HTTP-01 challenge

HTTP-01 proves domain control by serving a file at a special URL on port 80. Simplest ACME challenge but breaks on firewalled or wildcard hostnames.

HTTP-01 is the simplest of ACME's three challenges. To prove you control example.com, your server has to respond to a GET request at:

http://example.com/.well-known/acme-challenge/<token>

with a specific response body (the token plus your ACME account key thumbprint, joined by a dot). The CA fetches this URL from multiple network vantage points and verifies the response.

How the challenge works

  1. Your client requests a cert for example.com.
  2. CA responds with a challenge token and the expected response body.
  3. Your client makes http://example.com/.well-known/acme-challenge/<token> return the expected body. This is usually done by your web server (Caddy, nginx with certbot module, Traefik) intercepting that URL.
  4. Your client tells the CA: "OK, validate now."
  5. CA fetches the URL from multiple resolvers and IPs, checks the response.
  6. If it matches: challenge succeeds, cert is issued.

Why HTTP-01 is the default for most clients

  • No DNS API integration needed. Most setups already have a web server on port 80.
  • Fast. No DNS propagation wait. Response is immediate after you start serving it.
  • Trivial to automate. Tools like Caddy do this on their own with zero config.

Why HTTP-01 doesn't work everywhere

Several conditions break it:

  1. No port 80 reachable. ACME spec mandates port 80 for HTTP-01 (you can't use port 8080 or anything else). If you have a firewall blocking port 80 or only port 443 open, HTTP-01 won't work.
  2. Wildcards. HTTP-01 can't issue *.example.com. The CA needs a specific hostname to fetch.
  3. Server doesn't exist yet. If you want a cert for a hostname before deploying the server, HTTP-01 can't validate (nothing's answering on port 80).
  4. CDN or load balancer in front. If you're behind Cloudflare or Akamai with their own TLS at the edge, you need to either pre-bake the challenge response into your origin or use the CDN's own ACME integration.

The HTTP-01 redirect rule

ACME allows a redirect at the challenge URL, but only to https:// or to other ports the spec considers valid. If port 80 redirects to port 443 (very common), the CA follows the redirect and validates the response over HTTPS.

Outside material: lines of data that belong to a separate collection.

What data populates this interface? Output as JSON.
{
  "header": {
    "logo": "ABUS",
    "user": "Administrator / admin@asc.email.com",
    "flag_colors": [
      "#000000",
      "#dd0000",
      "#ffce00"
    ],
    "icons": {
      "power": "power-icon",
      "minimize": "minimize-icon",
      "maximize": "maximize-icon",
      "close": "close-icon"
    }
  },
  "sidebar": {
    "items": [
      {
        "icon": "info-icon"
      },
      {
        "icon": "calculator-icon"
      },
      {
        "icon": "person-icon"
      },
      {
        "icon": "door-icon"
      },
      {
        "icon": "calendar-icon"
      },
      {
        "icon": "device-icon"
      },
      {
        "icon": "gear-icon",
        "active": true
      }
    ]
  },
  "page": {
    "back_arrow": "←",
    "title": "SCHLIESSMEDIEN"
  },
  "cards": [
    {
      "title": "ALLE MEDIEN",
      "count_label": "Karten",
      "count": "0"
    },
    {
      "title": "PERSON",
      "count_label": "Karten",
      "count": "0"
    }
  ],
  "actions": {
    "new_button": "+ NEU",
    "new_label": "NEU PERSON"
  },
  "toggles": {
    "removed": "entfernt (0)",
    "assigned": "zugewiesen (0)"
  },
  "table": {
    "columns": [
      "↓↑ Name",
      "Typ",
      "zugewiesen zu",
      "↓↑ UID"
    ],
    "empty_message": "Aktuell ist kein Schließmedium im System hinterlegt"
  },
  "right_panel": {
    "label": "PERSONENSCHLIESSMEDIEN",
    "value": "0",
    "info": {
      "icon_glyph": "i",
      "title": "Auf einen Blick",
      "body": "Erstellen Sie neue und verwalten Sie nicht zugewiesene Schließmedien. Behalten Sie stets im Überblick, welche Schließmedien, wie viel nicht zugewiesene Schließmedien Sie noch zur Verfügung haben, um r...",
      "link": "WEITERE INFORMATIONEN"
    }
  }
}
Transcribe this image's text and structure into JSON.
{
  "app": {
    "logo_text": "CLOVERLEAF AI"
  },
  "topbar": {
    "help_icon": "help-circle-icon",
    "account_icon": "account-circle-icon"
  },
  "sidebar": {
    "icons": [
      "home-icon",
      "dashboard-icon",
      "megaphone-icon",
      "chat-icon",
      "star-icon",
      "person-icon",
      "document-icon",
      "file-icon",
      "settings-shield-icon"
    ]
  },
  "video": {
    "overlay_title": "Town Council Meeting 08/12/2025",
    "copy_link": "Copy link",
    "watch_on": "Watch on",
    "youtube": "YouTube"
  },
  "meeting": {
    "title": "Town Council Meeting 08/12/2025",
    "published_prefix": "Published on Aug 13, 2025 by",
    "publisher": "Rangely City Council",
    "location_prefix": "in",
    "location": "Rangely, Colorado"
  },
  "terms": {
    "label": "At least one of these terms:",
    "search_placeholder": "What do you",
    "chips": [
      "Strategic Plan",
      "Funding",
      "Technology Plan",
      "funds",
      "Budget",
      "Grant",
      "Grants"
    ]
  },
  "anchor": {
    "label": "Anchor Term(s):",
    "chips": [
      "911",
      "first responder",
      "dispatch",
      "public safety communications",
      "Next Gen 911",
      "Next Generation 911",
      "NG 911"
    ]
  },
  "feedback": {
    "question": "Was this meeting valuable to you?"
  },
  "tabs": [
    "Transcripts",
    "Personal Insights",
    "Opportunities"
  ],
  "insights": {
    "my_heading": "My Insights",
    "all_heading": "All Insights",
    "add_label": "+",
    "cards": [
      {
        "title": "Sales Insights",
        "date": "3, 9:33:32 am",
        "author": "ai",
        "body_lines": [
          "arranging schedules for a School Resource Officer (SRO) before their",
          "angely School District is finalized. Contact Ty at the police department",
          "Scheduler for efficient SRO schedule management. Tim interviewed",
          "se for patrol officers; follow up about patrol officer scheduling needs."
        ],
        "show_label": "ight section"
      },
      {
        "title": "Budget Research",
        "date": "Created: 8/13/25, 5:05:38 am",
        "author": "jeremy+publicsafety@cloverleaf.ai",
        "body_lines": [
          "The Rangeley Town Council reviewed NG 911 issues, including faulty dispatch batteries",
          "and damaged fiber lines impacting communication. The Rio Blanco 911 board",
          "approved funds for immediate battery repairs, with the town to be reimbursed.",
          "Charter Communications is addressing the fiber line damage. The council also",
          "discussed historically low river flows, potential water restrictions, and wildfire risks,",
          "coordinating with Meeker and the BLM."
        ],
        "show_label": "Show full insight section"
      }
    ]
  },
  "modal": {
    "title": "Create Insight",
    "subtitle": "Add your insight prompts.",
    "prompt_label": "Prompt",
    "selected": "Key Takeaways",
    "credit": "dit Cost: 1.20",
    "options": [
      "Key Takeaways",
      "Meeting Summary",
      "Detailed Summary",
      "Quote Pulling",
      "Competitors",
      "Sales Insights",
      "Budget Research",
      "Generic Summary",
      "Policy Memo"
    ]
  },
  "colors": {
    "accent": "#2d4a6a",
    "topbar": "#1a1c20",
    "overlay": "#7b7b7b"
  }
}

What this means: even if your only port-80 listener does a permanent redirect to HTTPS, HTTP-01 still works.

In a custom-domain SaaS

Most platforms use HTTP-01 for customer-facing hostnames because port 80 reaches their edge directly. The flow:

  1. Customer points myapp.theirdomain.com CNAME to customer.yoursaas-edge.com.
  2. Your edge sees the new hostname.
  3. Your edge requests a cert from Let's Encrypt with HTTP-01.
  4. Let's Encrypt fetches http://myapp.theirdomain.com/.well-known/acme-challenge/... which hits your edge (because DNS is already pointing at you).
  5. Your edge responds with the expected token. Cert issues.

No DNS integration needed on the customer side. They set the CNAME once and the cert is automatic.